Note that I didn’t talk above about Facebook. My presence there, never much to begin with, has diminished even beyond that. With the removal of the capability to remotely post content, my blog entries (and quotations from WIST) no longer mirror there. Fortunately, for whatever reason, my Twitter feed still goes through, which means there are then links back to my blog posts, which I guess is a way of still communicating out there (I do hop over periodically to check the Likes and respond to comments) but that’s about it.
So what’s changed in my blogging habits and patterns from before the big Reader/Plus kerfuffle?
Obviously, the bulk of my activity is in Plus, whereas before it was in Reader.- The blog is getting more actual posts, but feels more cluttered to me in some ways; items that would have been just one more “Unblogged Bit” in one of my Reader posts now takes up a whole post on its own (or, sometimes, just isn’t passed on).
- I feel like I’m sorting through less content in some ways — my Reader usage is way down (having lost the shared Reader items I used very heavily, and because of some design changes in Reader).

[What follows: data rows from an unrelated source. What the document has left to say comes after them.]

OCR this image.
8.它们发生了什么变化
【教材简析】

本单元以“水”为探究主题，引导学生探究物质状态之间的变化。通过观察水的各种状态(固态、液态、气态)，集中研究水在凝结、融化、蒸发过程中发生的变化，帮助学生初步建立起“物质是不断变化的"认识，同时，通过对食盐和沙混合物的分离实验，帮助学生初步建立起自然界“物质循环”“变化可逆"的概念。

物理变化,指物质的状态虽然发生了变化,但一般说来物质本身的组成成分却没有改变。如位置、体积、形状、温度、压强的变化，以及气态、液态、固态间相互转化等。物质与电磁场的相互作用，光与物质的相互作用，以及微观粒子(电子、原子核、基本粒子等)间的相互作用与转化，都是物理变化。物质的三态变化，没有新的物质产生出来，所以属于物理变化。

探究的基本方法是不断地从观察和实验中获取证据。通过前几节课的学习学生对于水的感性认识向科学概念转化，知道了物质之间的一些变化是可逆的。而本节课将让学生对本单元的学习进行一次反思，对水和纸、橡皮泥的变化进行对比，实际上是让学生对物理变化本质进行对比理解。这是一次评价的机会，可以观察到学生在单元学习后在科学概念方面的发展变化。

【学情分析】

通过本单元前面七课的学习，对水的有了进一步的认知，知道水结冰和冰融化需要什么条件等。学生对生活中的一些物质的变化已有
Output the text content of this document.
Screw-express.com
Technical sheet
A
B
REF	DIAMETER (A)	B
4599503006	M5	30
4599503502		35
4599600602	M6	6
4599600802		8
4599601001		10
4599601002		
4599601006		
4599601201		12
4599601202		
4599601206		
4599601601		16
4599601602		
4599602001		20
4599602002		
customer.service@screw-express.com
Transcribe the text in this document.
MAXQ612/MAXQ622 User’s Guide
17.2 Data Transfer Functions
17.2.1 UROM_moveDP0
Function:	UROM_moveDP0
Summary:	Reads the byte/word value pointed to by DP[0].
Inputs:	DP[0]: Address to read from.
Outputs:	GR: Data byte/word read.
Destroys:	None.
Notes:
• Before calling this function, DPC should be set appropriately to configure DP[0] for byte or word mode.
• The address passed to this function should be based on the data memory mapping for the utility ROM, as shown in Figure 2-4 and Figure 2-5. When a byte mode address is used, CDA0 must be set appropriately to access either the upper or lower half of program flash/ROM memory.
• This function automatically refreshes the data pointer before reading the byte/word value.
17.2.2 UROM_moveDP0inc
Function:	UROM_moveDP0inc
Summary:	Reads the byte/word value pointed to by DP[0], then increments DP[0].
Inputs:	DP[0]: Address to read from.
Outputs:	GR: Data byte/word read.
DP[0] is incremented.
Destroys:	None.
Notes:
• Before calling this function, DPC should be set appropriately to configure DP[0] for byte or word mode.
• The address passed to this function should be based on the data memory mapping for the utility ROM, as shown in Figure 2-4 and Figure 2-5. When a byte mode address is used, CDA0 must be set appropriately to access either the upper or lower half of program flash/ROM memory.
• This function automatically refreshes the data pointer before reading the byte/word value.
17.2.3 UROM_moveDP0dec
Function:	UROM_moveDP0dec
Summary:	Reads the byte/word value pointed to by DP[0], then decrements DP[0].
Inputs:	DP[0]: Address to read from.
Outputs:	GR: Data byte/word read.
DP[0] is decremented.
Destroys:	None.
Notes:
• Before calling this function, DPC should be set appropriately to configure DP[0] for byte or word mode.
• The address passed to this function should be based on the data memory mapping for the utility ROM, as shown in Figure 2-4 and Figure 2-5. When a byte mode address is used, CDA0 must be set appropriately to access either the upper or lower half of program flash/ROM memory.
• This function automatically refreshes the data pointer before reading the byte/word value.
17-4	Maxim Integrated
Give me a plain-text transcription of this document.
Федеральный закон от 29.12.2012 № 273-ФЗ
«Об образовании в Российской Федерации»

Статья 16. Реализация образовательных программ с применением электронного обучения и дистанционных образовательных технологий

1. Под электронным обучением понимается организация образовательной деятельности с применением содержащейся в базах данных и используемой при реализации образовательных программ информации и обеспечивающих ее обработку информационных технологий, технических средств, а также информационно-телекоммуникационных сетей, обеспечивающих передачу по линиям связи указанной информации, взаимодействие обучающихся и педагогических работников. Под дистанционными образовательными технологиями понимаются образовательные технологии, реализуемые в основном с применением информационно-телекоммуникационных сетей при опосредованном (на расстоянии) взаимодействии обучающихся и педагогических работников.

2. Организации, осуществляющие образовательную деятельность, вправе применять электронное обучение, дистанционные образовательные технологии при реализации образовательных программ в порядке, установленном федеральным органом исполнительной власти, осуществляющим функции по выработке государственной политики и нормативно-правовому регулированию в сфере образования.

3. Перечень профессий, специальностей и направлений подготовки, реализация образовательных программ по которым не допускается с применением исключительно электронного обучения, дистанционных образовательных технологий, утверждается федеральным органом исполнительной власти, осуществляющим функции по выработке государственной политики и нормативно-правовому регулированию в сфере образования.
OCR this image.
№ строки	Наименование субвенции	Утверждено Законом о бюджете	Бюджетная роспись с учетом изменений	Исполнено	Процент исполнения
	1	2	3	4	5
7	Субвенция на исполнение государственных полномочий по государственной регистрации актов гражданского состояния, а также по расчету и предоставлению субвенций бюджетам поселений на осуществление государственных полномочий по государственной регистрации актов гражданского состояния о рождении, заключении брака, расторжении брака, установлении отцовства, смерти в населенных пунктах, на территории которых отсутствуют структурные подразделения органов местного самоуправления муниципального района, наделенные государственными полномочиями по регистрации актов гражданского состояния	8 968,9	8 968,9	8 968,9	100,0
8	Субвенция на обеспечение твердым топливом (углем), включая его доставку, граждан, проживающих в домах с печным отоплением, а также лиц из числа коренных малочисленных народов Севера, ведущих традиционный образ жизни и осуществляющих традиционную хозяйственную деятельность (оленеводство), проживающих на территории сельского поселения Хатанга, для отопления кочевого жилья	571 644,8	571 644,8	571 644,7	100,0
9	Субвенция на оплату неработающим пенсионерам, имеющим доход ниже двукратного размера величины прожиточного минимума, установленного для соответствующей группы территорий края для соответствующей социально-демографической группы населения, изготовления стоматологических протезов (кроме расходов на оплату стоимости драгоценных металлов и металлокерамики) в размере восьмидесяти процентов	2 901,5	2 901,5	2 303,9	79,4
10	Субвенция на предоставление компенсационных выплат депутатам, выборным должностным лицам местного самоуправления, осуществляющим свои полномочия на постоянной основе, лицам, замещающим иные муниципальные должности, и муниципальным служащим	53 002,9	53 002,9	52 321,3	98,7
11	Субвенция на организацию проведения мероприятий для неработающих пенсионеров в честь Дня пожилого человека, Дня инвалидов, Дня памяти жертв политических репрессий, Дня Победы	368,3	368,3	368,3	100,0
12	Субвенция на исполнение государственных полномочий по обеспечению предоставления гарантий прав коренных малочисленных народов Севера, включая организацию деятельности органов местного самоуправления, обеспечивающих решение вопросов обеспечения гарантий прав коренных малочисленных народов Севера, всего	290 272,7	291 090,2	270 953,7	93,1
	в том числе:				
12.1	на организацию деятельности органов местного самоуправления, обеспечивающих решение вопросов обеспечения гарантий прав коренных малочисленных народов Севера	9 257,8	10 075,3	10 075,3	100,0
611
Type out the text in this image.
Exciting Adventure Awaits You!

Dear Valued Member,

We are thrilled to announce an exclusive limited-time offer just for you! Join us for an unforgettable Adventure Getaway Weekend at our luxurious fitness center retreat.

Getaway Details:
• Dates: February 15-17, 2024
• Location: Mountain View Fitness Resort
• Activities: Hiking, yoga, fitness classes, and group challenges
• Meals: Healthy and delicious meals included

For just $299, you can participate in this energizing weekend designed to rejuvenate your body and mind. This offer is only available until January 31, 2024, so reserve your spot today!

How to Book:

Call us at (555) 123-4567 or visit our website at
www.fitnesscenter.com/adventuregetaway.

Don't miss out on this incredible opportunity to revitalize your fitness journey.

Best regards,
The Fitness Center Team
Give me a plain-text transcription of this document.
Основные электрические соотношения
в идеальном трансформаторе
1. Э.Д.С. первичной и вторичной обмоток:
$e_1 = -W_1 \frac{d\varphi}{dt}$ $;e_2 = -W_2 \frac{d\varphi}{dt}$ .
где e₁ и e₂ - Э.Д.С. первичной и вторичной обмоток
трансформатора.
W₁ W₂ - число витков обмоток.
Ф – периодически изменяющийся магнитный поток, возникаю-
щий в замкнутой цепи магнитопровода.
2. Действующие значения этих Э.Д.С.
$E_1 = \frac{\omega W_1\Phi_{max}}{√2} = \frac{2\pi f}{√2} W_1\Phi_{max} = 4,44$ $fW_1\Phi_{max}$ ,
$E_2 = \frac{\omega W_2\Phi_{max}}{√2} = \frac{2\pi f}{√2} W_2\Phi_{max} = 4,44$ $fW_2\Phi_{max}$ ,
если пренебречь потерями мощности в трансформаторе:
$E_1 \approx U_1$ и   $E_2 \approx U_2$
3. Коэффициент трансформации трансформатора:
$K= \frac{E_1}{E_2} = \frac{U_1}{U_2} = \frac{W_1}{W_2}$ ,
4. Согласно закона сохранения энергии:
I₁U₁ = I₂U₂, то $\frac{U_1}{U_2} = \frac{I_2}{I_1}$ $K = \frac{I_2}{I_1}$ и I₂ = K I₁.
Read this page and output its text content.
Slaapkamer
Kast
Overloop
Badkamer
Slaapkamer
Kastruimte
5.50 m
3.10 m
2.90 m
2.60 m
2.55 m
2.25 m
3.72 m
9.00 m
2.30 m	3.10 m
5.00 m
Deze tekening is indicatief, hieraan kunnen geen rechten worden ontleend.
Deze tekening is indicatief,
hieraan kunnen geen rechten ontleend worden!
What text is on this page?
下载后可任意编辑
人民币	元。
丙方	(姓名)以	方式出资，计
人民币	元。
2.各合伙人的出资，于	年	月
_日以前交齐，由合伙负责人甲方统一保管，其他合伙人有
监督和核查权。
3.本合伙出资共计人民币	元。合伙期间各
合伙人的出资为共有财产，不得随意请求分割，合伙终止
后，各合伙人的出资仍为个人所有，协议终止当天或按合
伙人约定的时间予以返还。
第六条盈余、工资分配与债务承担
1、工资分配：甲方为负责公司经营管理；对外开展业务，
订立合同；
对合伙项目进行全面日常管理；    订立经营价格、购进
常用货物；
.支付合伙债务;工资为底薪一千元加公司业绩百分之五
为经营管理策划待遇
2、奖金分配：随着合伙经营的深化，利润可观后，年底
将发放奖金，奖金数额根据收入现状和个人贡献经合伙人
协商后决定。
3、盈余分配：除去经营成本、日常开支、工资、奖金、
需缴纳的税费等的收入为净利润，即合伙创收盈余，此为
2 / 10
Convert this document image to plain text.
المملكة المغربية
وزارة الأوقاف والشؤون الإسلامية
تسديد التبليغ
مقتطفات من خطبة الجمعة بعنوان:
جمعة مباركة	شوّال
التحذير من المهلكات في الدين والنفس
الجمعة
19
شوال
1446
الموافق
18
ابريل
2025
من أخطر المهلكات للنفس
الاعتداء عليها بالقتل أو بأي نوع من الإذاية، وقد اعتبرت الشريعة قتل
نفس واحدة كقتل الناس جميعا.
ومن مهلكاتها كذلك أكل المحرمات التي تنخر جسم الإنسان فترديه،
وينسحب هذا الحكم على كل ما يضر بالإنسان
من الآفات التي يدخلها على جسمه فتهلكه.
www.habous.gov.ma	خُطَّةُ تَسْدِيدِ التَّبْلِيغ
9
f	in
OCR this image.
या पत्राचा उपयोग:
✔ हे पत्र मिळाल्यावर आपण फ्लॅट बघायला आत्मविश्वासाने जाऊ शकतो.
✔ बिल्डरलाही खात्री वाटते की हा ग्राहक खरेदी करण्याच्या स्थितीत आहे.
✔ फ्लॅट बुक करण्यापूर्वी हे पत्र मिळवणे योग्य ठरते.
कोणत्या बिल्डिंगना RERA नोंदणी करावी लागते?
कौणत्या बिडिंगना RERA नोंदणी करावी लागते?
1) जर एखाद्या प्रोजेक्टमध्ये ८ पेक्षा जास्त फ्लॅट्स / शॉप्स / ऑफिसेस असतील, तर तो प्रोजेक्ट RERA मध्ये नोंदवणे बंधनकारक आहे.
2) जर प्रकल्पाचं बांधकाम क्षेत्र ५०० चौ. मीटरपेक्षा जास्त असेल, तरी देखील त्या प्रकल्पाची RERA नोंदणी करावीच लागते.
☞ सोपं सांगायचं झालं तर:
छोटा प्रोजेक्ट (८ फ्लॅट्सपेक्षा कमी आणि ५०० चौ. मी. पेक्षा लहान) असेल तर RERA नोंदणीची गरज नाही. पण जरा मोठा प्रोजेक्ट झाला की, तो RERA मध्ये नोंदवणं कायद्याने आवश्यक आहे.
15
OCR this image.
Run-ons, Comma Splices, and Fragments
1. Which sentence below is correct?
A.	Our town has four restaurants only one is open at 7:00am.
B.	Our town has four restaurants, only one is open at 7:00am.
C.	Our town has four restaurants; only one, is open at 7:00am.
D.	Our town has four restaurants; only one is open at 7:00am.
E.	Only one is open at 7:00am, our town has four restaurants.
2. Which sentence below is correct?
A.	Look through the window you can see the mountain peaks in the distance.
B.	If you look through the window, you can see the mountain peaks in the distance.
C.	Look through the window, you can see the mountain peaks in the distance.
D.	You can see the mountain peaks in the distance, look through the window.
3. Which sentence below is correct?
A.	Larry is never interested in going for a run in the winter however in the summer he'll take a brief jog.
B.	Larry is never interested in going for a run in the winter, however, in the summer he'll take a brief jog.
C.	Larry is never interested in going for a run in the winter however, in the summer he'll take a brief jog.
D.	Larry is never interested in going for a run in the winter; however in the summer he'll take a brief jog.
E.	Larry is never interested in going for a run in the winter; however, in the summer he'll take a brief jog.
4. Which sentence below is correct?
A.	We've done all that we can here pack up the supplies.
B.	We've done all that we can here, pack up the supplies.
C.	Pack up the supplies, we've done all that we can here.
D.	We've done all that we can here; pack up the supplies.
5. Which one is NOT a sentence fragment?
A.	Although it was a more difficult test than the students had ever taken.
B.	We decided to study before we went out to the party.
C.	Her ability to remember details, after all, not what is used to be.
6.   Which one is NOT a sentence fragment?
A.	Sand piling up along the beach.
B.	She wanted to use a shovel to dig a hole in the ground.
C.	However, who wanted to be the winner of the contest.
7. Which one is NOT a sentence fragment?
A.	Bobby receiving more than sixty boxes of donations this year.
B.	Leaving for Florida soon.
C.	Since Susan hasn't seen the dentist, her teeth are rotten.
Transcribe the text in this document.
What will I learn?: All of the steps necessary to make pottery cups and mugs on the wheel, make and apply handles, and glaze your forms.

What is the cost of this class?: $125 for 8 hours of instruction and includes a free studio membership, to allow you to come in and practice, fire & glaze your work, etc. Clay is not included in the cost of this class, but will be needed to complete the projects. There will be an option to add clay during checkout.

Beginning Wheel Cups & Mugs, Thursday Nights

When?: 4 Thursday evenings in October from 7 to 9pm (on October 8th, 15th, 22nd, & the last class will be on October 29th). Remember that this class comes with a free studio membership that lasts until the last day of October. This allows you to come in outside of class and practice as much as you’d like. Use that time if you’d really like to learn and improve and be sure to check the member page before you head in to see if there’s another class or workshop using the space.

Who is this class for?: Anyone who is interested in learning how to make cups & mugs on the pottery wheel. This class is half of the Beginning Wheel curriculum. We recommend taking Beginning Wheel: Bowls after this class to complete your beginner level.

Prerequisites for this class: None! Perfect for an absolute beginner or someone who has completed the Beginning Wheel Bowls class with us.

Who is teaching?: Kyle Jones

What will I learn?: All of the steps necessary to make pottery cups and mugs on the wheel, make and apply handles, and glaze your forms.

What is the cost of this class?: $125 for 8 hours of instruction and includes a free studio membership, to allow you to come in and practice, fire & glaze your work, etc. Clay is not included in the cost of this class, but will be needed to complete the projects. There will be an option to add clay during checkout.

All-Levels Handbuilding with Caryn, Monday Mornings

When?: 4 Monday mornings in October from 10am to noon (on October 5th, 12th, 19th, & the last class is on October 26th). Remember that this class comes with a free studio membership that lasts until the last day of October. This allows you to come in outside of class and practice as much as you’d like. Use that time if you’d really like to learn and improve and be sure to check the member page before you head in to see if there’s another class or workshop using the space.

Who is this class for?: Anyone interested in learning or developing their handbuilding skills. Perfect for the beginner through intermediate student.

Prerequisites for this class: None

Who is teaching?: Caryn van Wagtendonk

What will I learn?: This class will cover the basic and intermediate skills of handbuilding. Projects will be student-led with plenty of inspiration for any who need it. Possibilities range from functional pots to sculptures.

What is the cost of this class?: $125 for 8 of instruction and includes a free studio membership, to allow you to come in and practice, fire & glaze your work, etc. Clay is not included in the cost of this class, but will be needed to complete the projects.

- I feel like I’m sorting through content from more and different people — I’m following 79 people, and even if some of those are people I was following in Reader and some are folks who don’t post much, I’m still getting different sorts of content than I had before.
- As part of the previous item, I’m getting comments from new and different people than before. I also consider my commentary more.
- I’m getting more traffic to my blog. I’m not sure if that’s folks following over from Plus (I know there are some), or the increased traffic from Twitter posts of the increased number of blog posts.
- Because things are going in as individual posts, vs. Unblogged Bits items, I’m able to do a better job at applying Categories to posts (which, for the Plus items coming in I have to do manually a few times a day).
So … there’s today’s snapshot. I wonder what will change tomorrow?